Just as the two are coming closer, distressing news arrives from home that takes Elizabeth away abruptly. She has just received a letter informing her that her youngest sister Lydia has eloped with the scoundrel Wickham. Darcy happens to call on her just as she is reading the letter. In a moment of despair, Elizabeth confesses the truth to Darcy, realizing full well that her sister's conduct has ruined the reputation of the whole family and destroyed forever any prospect of a favorable marriage for her or Jane. Knowing the importance Darcy gives to family, reputation and status, she is sure he will have nothing to do with her anymore. She could not have been more wrong. Darcy loves her deeply now. A sister's elopement or a parent's irresponsibility can no longer make him withdraw his affection from Elizabeth. The same man who dismissed Elizabeth and her family as no good half a year ago takes great pains to help them now. Darcy sets out in search of his enemy Wickham, goes to parts of London where he normally would not set foot, strikes a deal with the rogue who has come close to ruining Darcy's family, repays Wickham's debts for him, buys him a commission in the army and gets him married to Lydia. After taking all the trouble, Darcy keeps his role a secret from the Bennets. He does not leverage his vantage position to impress Elizabeth. He saves the family out of genuine sincerity and goodness.

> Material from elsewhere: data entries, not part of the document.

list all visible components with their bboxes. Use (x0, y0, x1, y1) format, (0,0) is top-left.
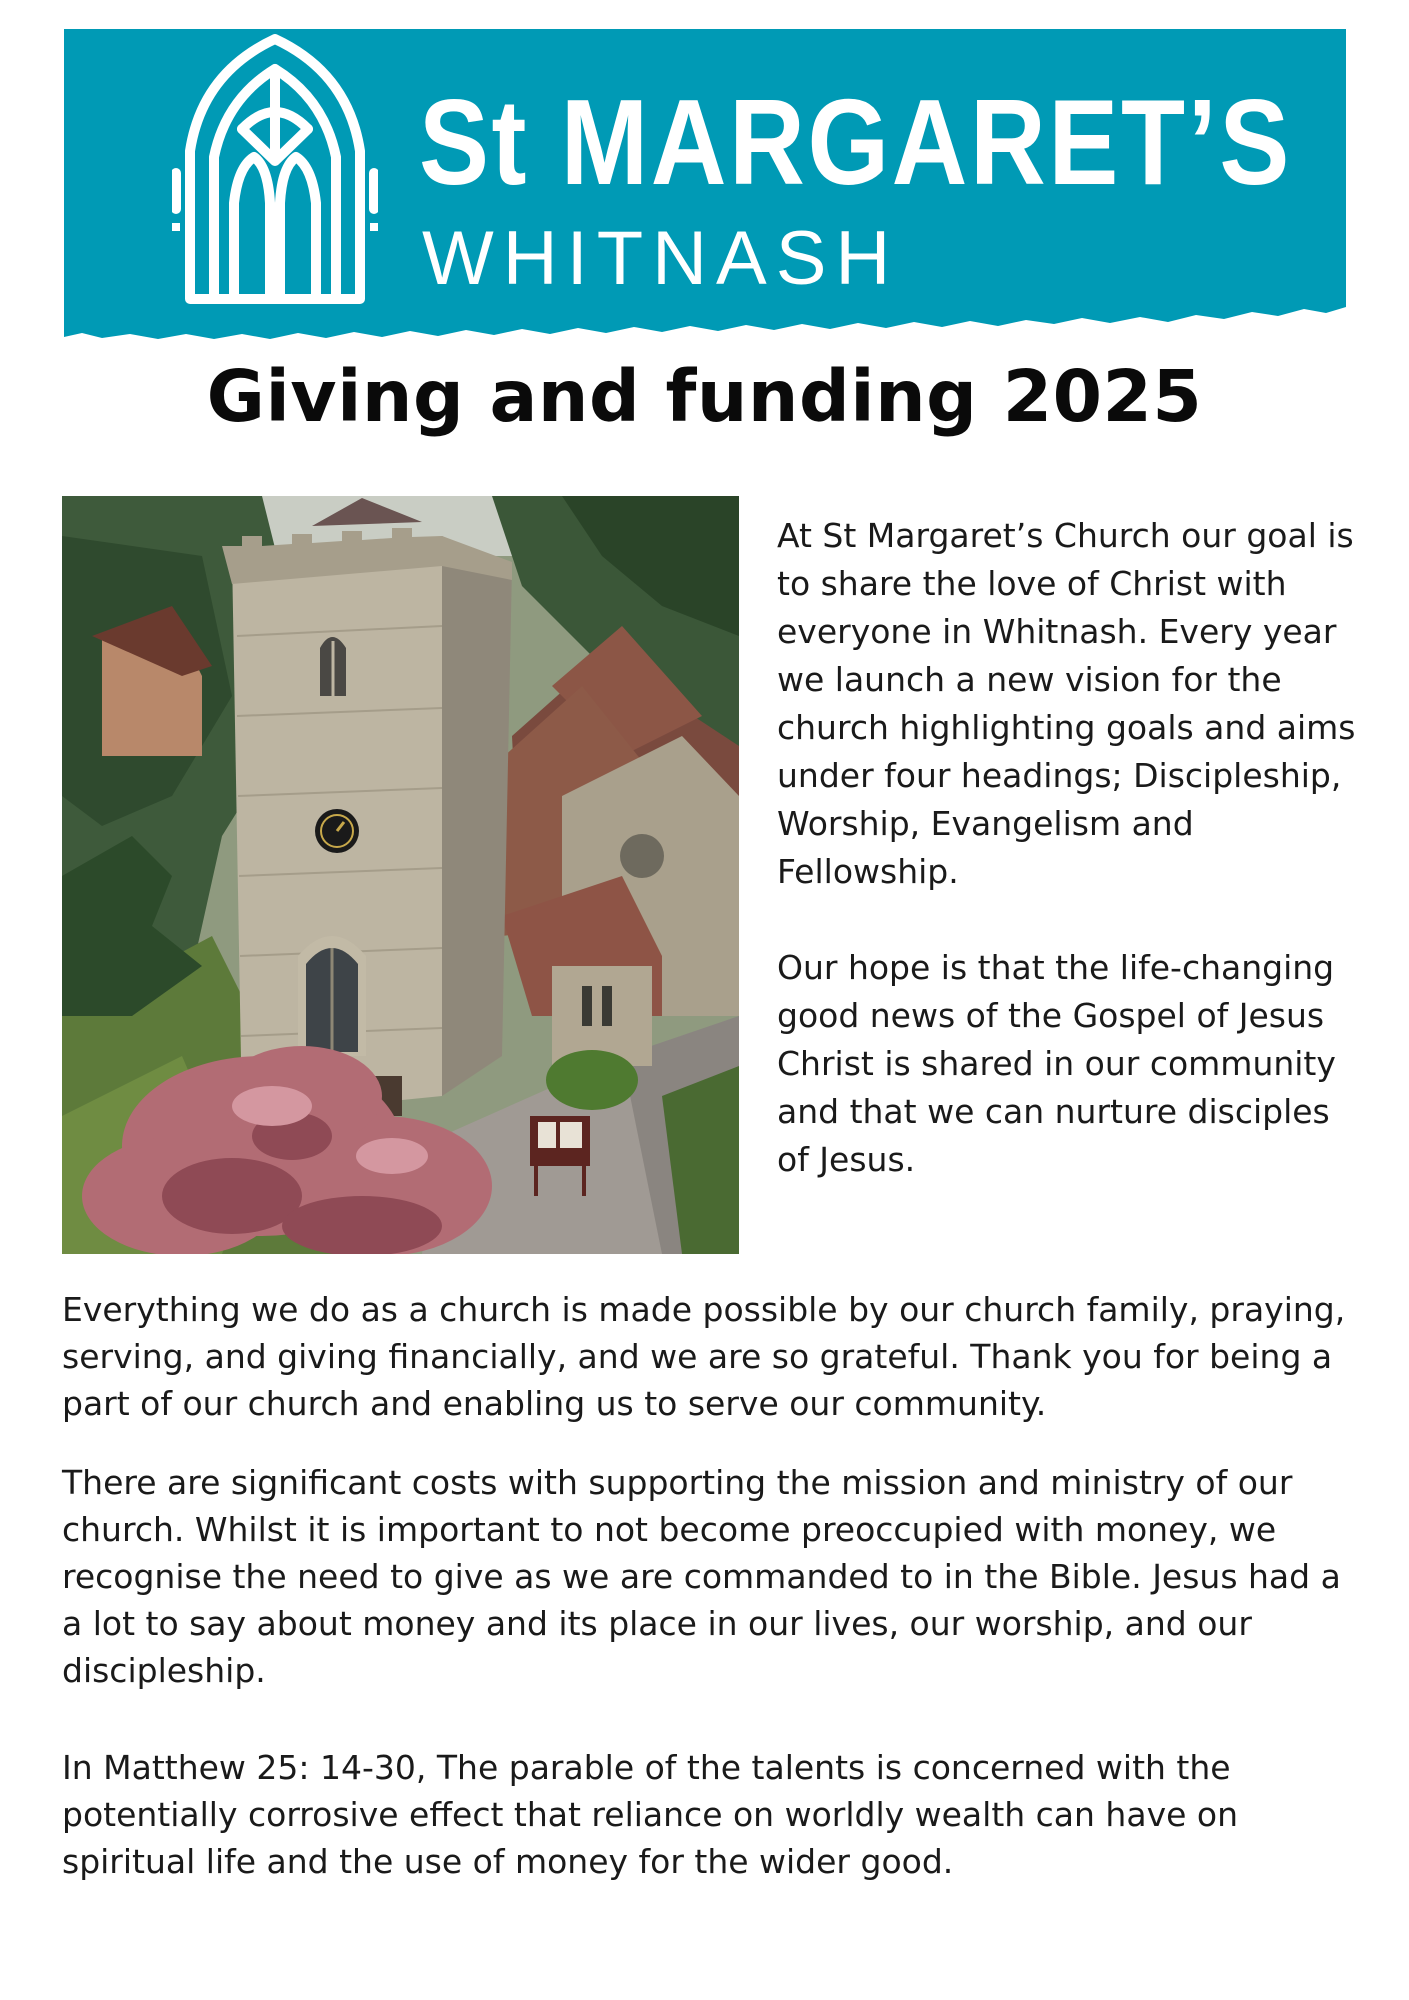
intro-paragraph: At St Margaret’s Church our goal is to share the love of Christ with everyone in Whitnash. Every year we launch a new vision for the church highlighting goals and aims under four headings; Discipleship, Worship, Evangelism and Fellowship. (777, 516, 1356, 891)
brand-name: St MARGARET’S (419, 74, 1292, 210)
body-paragraph: Everything we do as a church is made possible by our church family, praying, serving, and giving financially, and we are so grateful. Thank you for being a part of our church and enabling us to serve our community. (62, 1290, 1346, 1423)
brand-location: WHITNASH (422, 216, 900, 301)
body-paragraph: In Matthew 25: 14-30, The parable of the talents is concerned with the potentially corrosive effect that reliance on worldly wealth can have on spiritual life and the use of money for the wider good. (62, 1748, 1238, 1881)
page-title: Giving and funding 2025 (206, 355, 1203, 438)
header-banner (64, 29, 1346, 339)
intro-text (777, 512, 1357, 1184)
church-photo (62, 496, 739, 1254)
body-paragraph: There are significant costs with supporting the mission and ministry of our church. Whilst it is important to not become preoccupied with money, we recognise the need to give as we are commanded to in the Bible. Jesus had a a lot to say about money and its place in our lives, our worship, and our discipleship. (62, 1463, 1341, 1690)
intro-paragraph: Our hope is that the life-changing good news of the Gospel of Jesus Christ is shared in our community and that we can nurture disciples of Jesus. (777, 948, 1336, 1179)
church-window-icon (172, 33, 378, 305)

His deeds do not remain a secret very long. When Elizabeth learns of Darcy's role from Lydia and Mrs.Gardiner, she is overwhelmed and filled with gratitude and regard for him. She is not able to believe that after all her abuses and violently rejection, he still loves her enough to do so much for her sake. When he returns to Meryton, her earlier dislike is replaced by eager interest. She is impatient for him to approach and relate to her. When they are finally by themselves, she cannot wait for him to begin. She thanks him for his help to her family and expresses her deepest gratitude. He replies that his love for her is unchanged and renews his proposal. She accepts it happily, making him more happy than he has ever been.
During the course of the one year since they first met, both Darcy and Elizabeth and their relationship with one another have undergone dramatic change. Directly as a result of his awakened love for Elizabeth, Darcy has learned to shed his false pride, offending arrogance, and stiff, aloof behavior. He has vowed to become good, kind and generous and expressed his resolution in concrete action to save her family. Elizabeth too has shed her offending prejudice, acquired the humility to admit the common vulgarity in her family, and realized the blind willful folly in her own behavior. Both evolved to become better, happier human beings as the result of the interactions. In the process they evolved from indifferent acquaintances or resentful enemies to develop a deep and lasting respect, love and admiration for one another.

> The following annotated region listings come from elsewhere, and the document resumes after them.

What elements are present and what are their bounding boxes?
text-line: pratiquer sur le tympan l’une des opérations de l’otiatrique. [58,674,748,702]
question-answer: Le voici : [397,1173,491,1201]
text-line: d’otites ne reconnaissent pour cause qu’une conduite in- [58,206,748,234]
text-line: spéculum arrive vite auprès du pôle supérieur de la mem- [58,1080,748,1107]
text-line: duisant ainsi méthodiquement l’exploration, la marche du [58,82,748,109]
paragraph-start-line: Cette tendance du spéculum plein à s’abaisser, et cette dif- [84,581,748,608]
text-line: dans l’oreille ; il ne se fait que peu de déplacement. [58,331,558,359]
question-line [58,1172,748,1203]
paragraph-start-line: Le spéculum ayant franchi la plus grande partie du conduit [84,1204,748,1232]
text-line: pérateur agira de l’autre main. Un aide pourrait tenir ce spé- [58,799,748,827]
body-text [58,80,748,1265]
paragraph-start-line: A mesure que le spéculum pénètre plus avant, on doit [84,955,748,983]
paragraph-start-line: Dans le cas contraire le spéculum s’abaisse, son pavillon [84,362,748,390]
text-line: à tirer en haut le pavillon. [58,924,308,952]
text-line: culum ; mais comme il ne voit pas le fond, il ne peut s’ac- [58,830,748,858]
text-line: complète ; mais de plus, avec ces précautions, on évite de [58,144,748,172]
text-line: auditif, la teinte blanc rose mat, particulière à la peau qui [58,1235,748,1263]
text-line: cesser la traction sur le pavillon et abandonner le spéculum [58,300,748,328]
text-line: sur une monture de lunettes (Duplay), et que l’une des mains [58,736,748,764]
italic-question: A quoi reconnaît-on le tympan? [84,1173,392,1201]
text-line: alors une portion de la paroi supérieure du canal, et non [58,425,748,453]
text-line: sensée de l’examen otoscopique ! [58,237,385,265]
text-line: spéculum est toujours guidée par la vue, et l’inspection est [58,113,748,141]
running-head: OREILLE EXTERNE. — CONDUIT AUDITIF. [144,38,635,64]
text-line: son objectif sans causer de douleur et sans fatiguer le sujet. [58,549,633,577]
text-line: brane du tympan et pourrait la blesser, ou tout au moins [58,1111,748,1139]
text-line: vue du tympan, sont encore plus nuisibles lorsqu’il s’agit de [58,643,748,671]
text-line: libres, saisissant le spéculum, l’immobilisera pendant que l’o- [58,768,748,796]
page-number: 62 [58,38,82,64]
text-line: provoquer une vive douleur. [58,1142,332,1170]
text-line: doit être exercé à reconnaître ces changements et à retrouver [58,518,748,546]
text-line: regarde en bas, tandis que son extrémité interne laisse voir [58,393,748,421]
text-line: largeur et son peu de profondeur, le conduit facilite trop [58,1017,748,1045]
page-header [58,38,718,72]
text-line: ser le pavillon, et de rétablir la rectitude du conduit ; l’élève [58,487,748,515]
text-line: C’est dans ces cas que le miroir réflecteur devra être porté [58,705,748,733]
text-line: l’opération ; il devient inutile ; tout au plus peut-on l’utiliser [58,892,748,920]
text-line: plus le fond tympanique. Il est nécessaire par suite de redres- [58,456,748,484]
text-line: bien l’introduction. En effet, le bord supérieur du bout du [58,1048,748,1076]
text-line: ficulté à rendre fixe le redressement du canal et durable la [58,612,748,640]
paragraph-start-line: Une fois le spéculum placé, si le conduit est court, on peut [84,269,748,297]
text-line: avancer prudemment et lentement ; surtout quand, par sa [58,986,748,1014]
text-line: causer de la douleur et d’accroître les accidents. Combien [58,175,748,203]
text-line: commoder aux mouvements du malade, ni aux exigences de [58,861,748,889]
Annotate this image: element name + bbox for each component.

The problems endemic in their relationship are the same as those that irritate, alienate and separate countless men and women during the initial stages of their acquaintance or after the initial infatuation gives way to new perceptions and prejudices against one another. The steps that Elizabeth and Darcy took to overcome their animosity to one another by acquiring greater and truer knowledge of themselves is a path that anyone can follow to elevate their lives and their relationship to higher levels on the scale of romance. In the final analysis, romance is not something that we discover in the world around us or in another person. It is an attitude that we discover in ourselves.